80 degrees on February 15

As I sit in my office on the day after Ash Wednesday with the window open I can’t help but wonder about the weather here in Saint Louis.  It’s 80 degrees!  But not to worry, tomorrow the high is supposed to be in the thirties.  We’ve been on a meteorological roller coaster this year.  It’s been cold, then hot, then cold again, over and over.  Don’t get  me started on global warming.

But the temperature, precipitation (or lack thereof) is small potatoes compared to what the people in Florida are suffering today.  More children have been taken from us by a sicko with a gun.  Notice that I’m not blaming the gun any more than I could blame the car in a hit-and-run accident that caused one or more deaths.  How do we stop the killing?  Let’s start by paying attention.  Apparently, there were warning signs that this individual was going to snap.  But nobody paid attention, or nobody wanted to get involved.  Whatever the excuse,  this massacre could have been avoided.

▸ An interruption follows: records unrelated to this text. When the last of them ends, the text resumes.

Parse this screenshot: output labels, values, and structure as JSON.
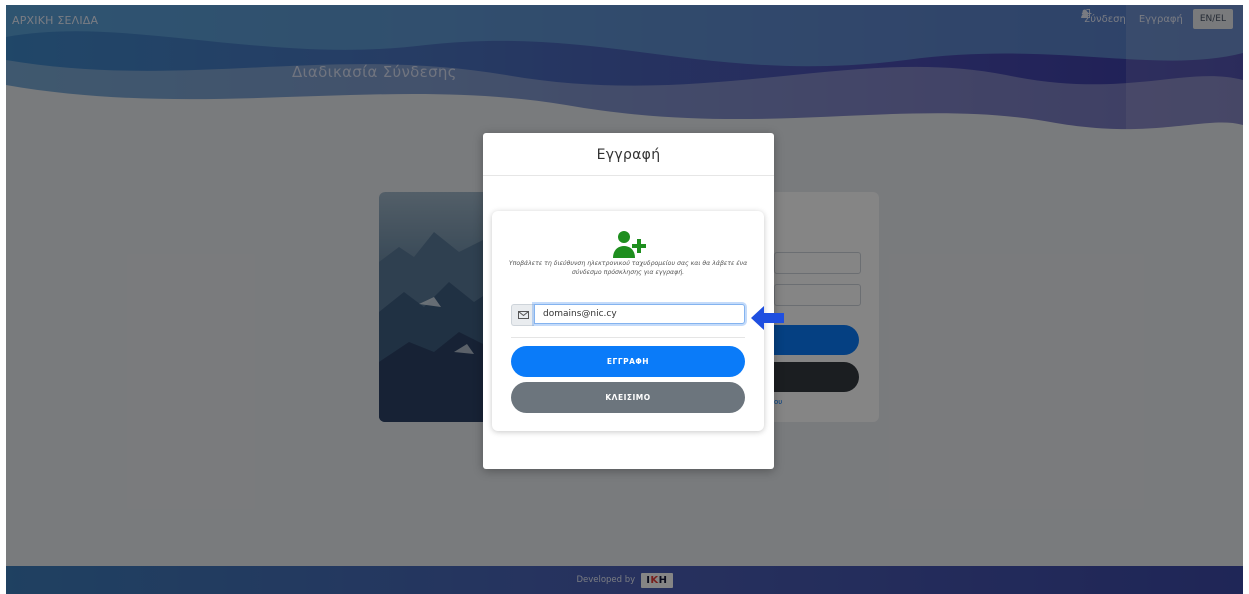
{
  "header": {
    "home_label": "ΑΡΧΙΚΗ ΣΕΛΙΔΑ",
    "login_label": "Σύνδεση",
    "register_label": "Εγγραφή",
    "lang_label": "EN/EL",
    "page_title": "Διαδικασία Σύνδεσης"
  },
  "footer": {
    "developed_by": "Developed by",
    "logo_part1": "I",
    "logo_part2": "K",
    "logo_part3": "H"
  },
  "modal": {
    "title": "Εγγραφή",
    "instructions": "Υποβάλετε τη διεύθυνση ηλεκτρονικού ταχυδρομείου σας και θα λάβετε ένα σύνδεσμο πρόσκλησης για εγγραφή.",
    "email_value": "domains@nic.cy",
    "register_button": "ΕΓΓΡΑΦΗ",
    "close_button": "ΚΛΕΙΣΙΜΟ"
  },
  "background_card": {
    "link_fragment": "ου"
  },
  "colors": {
    "primary": "#0a7bf9",
    "secondary": "#6c757d",
    "success_icon": "#1e8e1e",
    "arrow": "#1f4fe0"
  },
  "icons": [
    "sign-in-icon",
    "user-plus-icon",
    "envelope-icon",
    "arrow-left-icon"
  ]
}
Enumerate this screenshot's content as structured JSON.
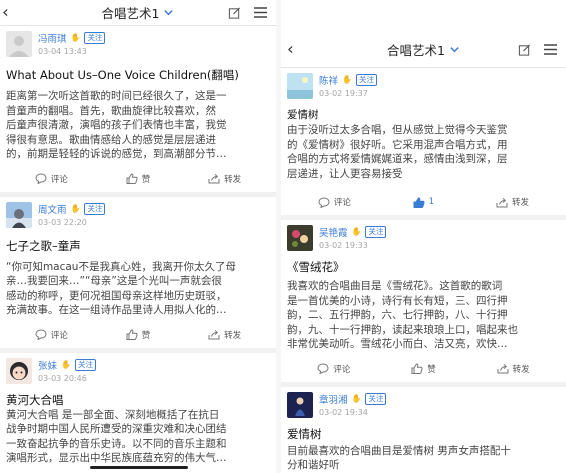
{
  "colors": {
    "accent": "#3a7bd5",
    "like_active": "#3a7bd5",
    "text": "#222222",
    "muted": "#a5a5a5"
  },
  "left": {
    "header": {
      "title": "合唱艺术1",
      "back_icon": "chevron-left-icon",
      "edit_icon": "edit-icon",
      "menu_icon": "hamburger-menu-icon"
    },
    "posts": [
      {
        "name": "冯雨琪",
        "follow": "关注",
        "date": "03-04 13:43",
        "title": "What About Us–One Voice Children(翻唱)",
        "body": [
          "距离第一次听这首歌的时间已经很久了，这是一",
          "首童声的翻唱。首先，歌曲旋律比较喜欢，然",
          "后童声很清澈，演唱的孩子们表情也丰富，我觉",
          "得很有意思。歌曲情感给人的感觉是层层递进",
          "的，前期是轻轻的诉说的感觉，到高潮部分节…"
        ],
        "actions": {
          "comment": "评论",
          "like": "赞",
          "share": "转发"
        }
      },
      {
        "name": "周文雨",
        "follow": "关注",
        "date": "03-03 22:20",
        "title": "七子之歌–童声",
        "body": [
          "“你可知macau不是我真心姓，我离开你太久了母",
          "亲…我要回来…”“母亲”这是个光叫一声就会很",
          "感动的称呼，更何况祖国母亲这样地历史斑驳，",
          "充满故事。在这一组诗作品里诗人用拟人化的…"
        ],
        "actions": {
          "comment": "评论",
          "like": "赞",
          "share": "转发"
        }
      },
      {
        "name": "张妹",
        "follow": "关注",
        "date": "03-03 20:46",
        "title": "黄河大合唱",
        "body": [
          "黄河大合唱 是一部全面、深刻地概括了在抗日",
          "战争时期中国人民所遭受的深重灾难和决心团结",
          "一致奋起抗争的音乐史诗。以不同的音乐主题和",
          "演唱形式，显示出中华民族底蕴充穷的伟大气…"
        ]
      }
    ]
  },
  "right": {
    "header": {
      "title": "合唱艺术1",
      "back_icon": "chevron-left-icon",
      "edit_icon": "edit-icon",
      "menu_icon": "hamburger-menu-icon"
    },
    "posts": [
      {
        "name": "陈祥",
        "follow": "关注",
        "date": "03-02 19:37",
        "title": "爱情树",
        "body": [
          "由于没听过太多合唱，但从感觉上觉得今天鉴赏",
          "的《爱情树》很好听。它采用混声合唱方式，用",
          "合唱的方式将爱情娓娓道来，感情由浅到深，层",
          "层递进，让人更容易接受"
        ],
        "actions": {
          "comment": "评论",
          "like": "1",
          "share": "转发",
          "liked": true
        }
      },
      {
        "name": "吴艳霞",
        "follow": "关注",
        "date": "03-02 19:33",
        "title": "《雪绒花》",
        "body": [
          "我喜欢的合唱曲目是《雪绒花》。这首歌的歌词",
          "是一首优美的小诗，诗行有长有短，三、四行押",
          "韵，二、五行押韵，六、七行押韵，八、十行押",
          "韵，九、十一行押韵，读起来琅琅上口，唱起来也",
          "非常优美动听。雪绒花小而白、洁又亮，欢快…"
        ],
        "actions": {
          "comment": "评论",
          "like": "赞",
          "share": "转发"
        }
      },
      {
        "name": "章羽湘",
        "follow": "关注",
        "date": "03-02 19:34",
        "title": "爱情树",
        "body": [
          "目前最喜欢的合唱曲目是爱情树 男声女声搭配十",
          "分和谐好听"
        ]
      }
    ]
  }
}
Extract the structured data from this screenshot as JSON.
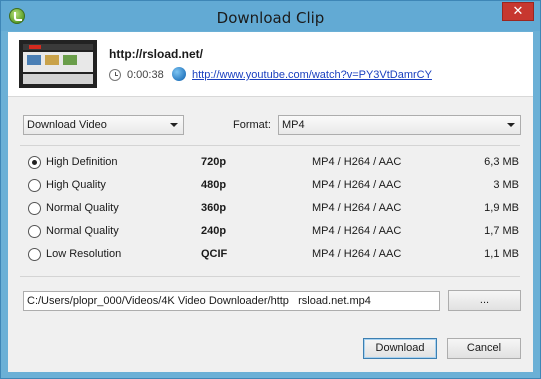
{
  "window": {
    "title": "Download Clip",
    "close_label": "✕"
  },
  "clip": {
    "title": "http://rsload.net/",
    "duration": "0:00:38",
    "url": "http://www.youtube.com/watch?v=PY3VtDamrCY"
  },
  "controls": {
    "mode_select": "Download Video",
    "format_label": "Format:",
    "format_select": "MP4"
  },
  "qualities": [
    {
      "name": "High Definition",
      "resolution": "720p",
      "format": "MP4 / H264 / AAC",
      "size": "6,3 MB",
      "selected": true
    },
    {
      "name": "High Quality",
      "resolution": "480p",
      "format": "MP4 / H264 / AAC",
      "size": "3 MB",
      "selected": false
    },
    {
      "name": "Normal Quality",
      "resolution": "360p",
      "format": "MP4 / H264 / AAC",
      "size": "1,9 MB",
      "selected": false
    },
    {
      "name": "Normal Quality",
      "resolution": "240p",
      "format": "MP4 / H264 / AAC",
      "size": "1,7 MB",
      "selected": false
    },
    {
      "name": "Low Resolution",
      "resolution": "QCIF",
      "format": "MP4 / H264 / AAC",
      "size": "1,1 MB",
      "selected": false
    }
  ],
  "output": {
    "path": "C:/Users/plopr_000/Videos/4K Video Downloader/http   rsload.net.mp4",
    "browse_label": "..."
  },
  "buttons": {
    "download_label": "Download",
    "cancel_label": "Cancel"
  }
}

Father Z blogs today about the role of the Main Stream Media in all this and as usual I agree with him 100%).  He writes

Say you are someone who wants to create maximum pain and be remembered for it.  Time and again you see running children, interviews of tear streaked survivors, lines of officials in uniforms at microphones, politicians pushing each other out of the way to convey their “thoughts and prayers”.  An endless stream of attention and – in a twisted way – affirmation that, “HEY!  Yeah… I could do THAT!”

He refers to the Main Stream Media as MSM (mass shooting media).  “I can’t hear the network execs: “But CNN is down there with about 20 producers and cameras!  If WE don’t go, we’ll lose market share tonight!”  Go to Father Z’s blog and read the whole post.  There’s nothing I can add.

And don’t forget that tomorrow is Friday, Fish Fry Day.